Jetzt wurden ihnen wieder wärmende Decken über die Körper gelegt.
Die anderen schlugen inzwischen die beiden Zelte auf und sicherten sie gegen den immer stärker wehenden Wind. Er war eisigkalt und brachte Frost mit.
Als alles fertig war, hatten sie trotz der Handschuhe klamme Finger, und die Kälte fraß sich bis in die Knochen.
Die Maultiere standen dicht zusammengedrängt und schützten sich gegenseitig mit ihren Körpern. Carberry legte ihnen noch weitere Decken auf, damit sie nicht froren.
Über die Puna jaulte der Wind in grellen disharmonischen Tönen. In dieser Mulde war es noch einigermaßen geschützt, aber trotzdem verspürten sie die beißende Kälte.
Den Tag über marschierten sie. Sie hatten sich an das Tempo und die tagelangen Fußmärsche gut gewöhnt. Auch von der Höhenkrankheit war nichts mehr zu spüren.
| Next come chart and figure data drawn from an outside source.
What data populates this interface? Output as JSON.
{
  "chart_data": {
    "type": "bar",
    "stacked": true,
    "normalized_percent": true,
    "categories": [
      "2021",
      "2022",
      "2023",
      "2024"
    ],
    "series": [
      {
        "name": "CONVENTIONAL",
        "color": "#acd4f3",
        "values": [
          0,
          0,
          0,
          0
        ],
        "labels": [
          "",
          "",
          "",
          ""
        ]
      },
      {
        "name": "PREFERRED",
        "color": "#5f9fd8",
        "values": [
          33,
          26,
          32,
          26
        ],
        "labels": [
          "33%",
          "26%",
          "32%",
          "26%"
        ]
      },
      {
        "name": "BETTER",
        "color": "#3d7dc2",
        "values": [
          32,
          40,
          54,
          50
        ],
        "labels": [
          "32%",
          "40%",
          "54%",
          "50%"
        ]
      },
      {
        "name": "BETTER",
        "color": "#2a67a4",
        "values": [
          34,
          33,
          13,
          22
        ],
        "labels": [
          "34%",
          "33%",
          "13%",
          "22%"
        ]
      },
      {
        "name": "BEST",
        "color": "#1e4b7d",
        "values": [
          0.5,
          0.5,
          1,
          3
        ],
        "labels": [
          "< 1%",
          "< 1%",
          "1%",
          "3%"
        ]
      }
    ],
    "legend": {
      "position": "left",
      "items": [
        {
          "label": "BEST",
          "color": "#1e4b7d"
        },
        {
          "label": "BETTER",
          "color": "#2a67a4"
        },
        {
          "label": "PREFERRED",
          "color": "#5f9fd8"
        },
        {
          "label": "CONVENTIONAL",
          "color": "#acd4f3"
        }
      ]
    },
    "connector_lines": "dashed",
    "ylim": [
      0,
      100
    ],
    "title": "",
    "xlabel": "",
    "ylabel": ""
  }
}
Niemand hatte Kopfschmerzen oder litt an Übelkeit und Schwindel.
Der Bergzug, den sie zu überqueren hatten, die Cordillera de los Frailes, war klar und deutlich zu erkennen. Er lag fast greifbar nahe vor ihnen, und doch war er noch einen guten Tagesmarsch entfernt. Sie würden ihn erst am Heiligen Abend erreichen, wie Pater Aloysius schon gesagt hatte.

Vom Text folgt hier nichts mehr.